In response, the Obama administration dispatched thousands of new advisers and trainers and began shipping in piles of new weaponry to re-equip the Iraqi army. It also filled Iraqi skies with U.S. planes armed with their own munitions to destroy, among other things, some of that captured U.S. weaponry. Then it set to work standing up a smaller version of the Iraqi army. Now, skip nearly a year ahead and on a somewhat lesser scale the whole process has just happened again. Less than two weeks ago, Islamic State militants took Ramadi, the capital of Anbar Province.
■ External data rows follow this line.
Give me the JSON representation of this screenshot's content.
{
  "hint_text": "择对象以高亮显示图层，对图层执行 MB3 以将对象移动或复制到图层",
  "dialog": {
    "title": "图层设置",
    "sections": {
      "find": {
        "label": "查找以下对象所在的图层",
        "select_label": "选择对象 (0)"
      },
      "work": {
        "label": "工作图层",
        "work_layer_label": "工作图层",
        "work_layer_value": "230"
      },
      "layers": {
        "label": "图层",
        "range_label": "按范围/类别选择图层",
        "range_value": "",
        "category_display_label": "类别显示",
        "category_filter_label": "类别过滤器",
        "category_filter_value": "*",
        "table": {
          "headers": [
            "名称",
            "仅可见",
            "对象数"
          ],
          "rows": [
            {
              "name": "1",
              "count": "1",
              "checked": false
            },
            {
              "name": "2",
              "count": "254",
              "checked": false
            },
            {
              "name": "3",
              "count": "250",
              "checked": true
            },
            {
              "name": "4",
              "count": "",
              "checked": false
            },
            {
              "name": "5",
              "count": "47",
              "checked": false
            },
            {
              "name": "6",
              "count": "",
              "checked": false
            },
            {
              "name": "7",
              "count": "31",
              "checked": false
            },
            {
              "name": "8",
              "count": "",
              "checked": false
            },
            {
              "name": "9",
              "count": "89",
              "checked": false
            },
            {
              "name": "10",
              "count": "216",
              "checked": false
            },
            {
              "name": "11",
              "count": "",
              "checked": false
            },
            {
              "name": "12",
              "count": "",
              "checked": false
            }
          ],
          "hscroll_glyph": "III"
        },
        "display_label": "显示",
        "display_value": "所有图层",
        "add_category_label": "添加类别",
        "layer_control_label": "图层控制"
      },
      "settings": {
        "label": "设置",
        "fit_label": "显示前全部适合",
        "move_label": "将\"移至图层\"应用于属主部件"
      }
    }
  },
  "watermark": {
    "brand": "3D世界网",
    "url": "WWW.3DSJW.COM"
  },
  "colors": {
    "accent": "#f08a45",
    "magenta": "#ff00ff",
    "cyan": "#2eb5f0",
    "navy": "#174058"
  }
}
Iraqi army units, including the elite American-trained Golden Division, broke and fled, leaving behind -- you’ll undoubtedly be shocked to hear -- yet another huge cache of weaponry and equipment, including tanks, more than 100 Humvees and other vehicles, artillery, and so on.
The Obama administration reacted in a thoroughly novel way: it immediately began shipping in new stocks of weaponry, starting with 1,000 antitank weapons, so that the reconstituted Iraqi military could take out future “massive suicide vehicle bombs” (some of which, assumedly, will be those captured vehicles from Ramadi). Meanwhile, American planes began roaming the skies over that city, trying to destroy some of the equipment IS militants had captured.
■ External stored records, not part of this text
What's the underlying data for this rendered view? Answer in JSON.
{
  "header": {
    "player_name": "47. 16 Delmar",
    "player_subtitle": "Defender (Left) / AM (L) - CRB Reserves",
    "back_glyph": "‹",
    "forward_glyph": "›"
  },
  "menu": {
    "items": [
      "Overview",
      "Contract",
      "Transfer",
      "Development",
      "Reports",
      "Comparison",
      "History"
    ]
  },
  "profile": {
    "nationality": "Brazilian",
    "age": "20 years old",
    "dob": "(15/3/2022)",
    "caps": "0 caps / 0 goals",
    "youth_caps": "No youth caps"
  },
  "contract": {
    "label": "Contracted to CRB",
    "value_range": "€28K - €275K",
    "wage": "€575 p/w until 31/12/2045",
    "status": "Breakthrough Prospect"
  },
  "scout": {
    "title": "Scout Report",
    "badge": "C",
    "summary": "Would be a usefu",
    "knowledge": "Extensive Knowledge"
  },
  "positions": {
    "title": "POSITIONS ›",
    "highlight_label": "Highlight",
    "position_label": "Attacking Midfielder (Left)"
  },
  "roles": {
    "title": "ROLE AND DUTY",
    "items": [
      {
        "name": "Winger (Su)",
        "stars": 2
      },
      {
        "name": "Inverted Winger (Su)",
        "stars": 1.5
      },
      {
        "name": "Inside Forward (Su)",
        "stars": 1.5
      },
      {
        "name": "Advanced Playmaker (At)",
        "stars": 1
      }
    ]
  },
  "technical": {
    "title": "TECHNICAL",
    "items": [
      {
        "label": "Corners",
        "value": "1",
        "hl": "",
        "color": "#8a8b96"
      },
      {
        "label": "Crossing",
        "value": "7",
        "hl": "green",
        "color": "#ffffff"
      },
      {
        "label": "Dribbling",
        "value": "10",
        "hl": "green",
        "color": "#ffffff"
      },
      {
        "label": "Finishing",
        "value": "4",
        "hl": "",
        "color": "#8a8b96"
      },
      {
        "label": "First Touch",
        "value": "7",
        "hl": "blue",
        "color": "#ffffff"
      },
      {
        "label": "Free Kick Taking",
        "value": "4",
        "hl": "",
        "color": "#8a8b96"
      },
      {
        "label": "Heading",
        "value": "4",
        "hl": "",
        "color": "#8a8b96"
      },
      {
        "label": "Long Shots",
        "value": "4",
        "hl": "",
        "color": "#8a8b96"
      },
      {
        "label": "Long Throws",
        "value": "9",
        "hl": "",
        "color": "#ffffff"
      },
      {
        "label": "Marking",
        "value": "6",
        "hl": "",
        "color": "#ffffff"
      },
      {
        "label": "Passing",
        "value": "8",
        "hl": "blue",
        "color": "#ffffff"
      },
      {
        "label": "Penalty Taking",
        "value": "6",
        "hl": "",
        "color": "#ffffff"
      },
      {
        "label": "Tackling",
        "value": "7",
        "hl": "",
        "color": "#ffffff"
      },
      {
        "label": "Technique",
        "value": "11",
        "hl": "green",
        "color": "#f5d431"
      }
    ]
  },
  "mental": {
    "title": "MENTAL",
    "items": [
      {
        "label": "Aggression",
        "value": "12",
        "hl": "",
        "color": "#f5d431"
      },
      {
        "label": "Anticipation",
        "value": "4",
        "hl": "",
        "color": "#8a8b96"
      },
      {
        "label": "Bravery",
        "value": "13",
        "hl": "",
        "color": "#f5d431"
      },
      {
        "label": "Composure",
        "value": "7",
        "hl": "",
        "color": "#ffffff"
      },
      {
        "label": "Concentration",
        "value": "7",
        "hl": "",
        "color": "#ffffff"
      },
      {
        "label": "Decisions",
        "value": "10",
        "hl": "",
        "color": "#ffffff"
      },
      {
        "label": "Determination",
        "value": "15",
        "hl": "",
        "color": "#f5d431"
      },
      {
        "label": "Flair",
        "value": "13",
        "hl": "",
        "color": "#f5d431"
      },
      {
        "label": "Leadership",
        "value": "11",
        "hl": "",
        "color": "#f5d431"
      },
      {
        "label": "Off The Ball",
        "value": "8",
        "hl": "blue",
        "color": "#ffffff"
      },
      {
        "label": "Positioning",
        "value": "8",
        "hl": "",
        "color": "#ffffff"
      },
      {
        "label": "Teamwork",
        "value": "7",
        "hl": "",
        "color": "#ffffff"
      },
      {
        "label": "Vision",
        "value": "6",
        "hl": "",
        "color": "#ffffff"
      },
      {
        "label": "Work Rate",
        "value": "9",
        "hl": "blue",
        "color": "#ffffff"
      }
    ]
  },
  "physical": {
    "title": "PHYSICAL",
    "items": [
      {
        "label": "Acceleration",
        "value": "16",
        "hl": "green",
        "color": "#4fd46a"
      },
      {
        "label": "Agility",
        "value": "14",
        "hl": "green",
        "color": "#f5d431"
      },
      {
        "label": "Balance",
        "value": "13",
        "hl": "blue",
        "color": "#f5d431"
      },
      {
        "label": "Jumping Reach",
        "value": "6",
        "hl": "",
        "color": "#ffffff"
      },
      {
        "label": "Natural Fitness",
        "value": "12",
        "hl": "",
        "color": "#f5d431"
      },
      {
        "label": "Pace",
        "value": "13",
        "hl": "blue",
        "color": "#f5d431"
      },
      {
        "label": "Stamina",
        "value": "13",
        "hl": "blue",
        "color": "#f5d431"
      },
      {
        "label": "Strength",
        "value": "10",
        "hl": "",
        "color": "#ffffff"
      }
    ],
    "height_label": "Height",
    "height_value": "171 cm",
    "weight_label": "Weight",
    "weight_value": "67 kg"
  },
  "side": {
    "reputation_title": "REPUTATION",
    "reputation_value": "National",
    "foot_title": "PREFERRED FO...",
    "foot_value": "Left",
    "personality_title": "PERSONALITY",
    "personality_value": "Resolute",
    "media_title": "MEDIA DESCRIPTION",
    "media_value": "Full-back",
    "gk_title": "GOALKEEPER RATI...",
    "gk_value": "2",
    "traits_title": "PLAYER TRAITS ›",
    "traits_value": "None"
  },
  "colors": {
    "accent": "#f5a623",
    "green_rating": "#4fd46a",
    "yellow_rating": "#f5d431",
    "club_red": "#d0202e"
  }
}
Notice anything repetitive in all this -- other than another a bonanza for U.S. weapons makers? Logically, it would prove less expensive for the Obama administration to simply arm the Islamic State directly before sending in the air strikes. In any case, what a microcosm of U.S. imperial hubris and folly in the twenty-first century all this training and equipping of the Iraqi military has proved to be. Start with the post-invasion decision of the Bush administration to totally disband Saddam’s army and instantly eject hundreds of thousands of unemployed Sunni military men and a full officer corps into the chaos of the “new” Iraq and you have an instant formula for creating a Sunni resistance movement. Then, add in a little extra “training” at Camp Bucca, a U.S. military prison in Iraq, for key unemployed officers, and -- Voilà! -- you’ve helped set up the petri dish in which the leadership of the Islamic State movement will grow. Multiply such stunning tactical finesse many times over globally and, as TomDispatch regular Michael Klare makes clear today, you have what might be called the folly of the “sole superpower” writ large. Tom
Delusionary Thinking in Washington
The Desperate Plight of a Declining Superpower
Take a look around the world and it’s hard not to conclude that the United States is a superpower in decline. Whether in Europe, Asia, or the Middle East, aspiring powers are flexing their muscles, ignoring Washington’s dictates, or actively combating them. Russia refuses to curtail its support for armed separatists in Ukraine; China refuses to abandon its base-building endeavors in the South China Sea; Saudi Arabia refuses to endorse the U.S.-brokered nuclear deal with Iran; the Islamic State movement (ISIS) refuses to capitulate in the face of U.S. airpower. What is a declining superpower supposed to do in the face of such defiance?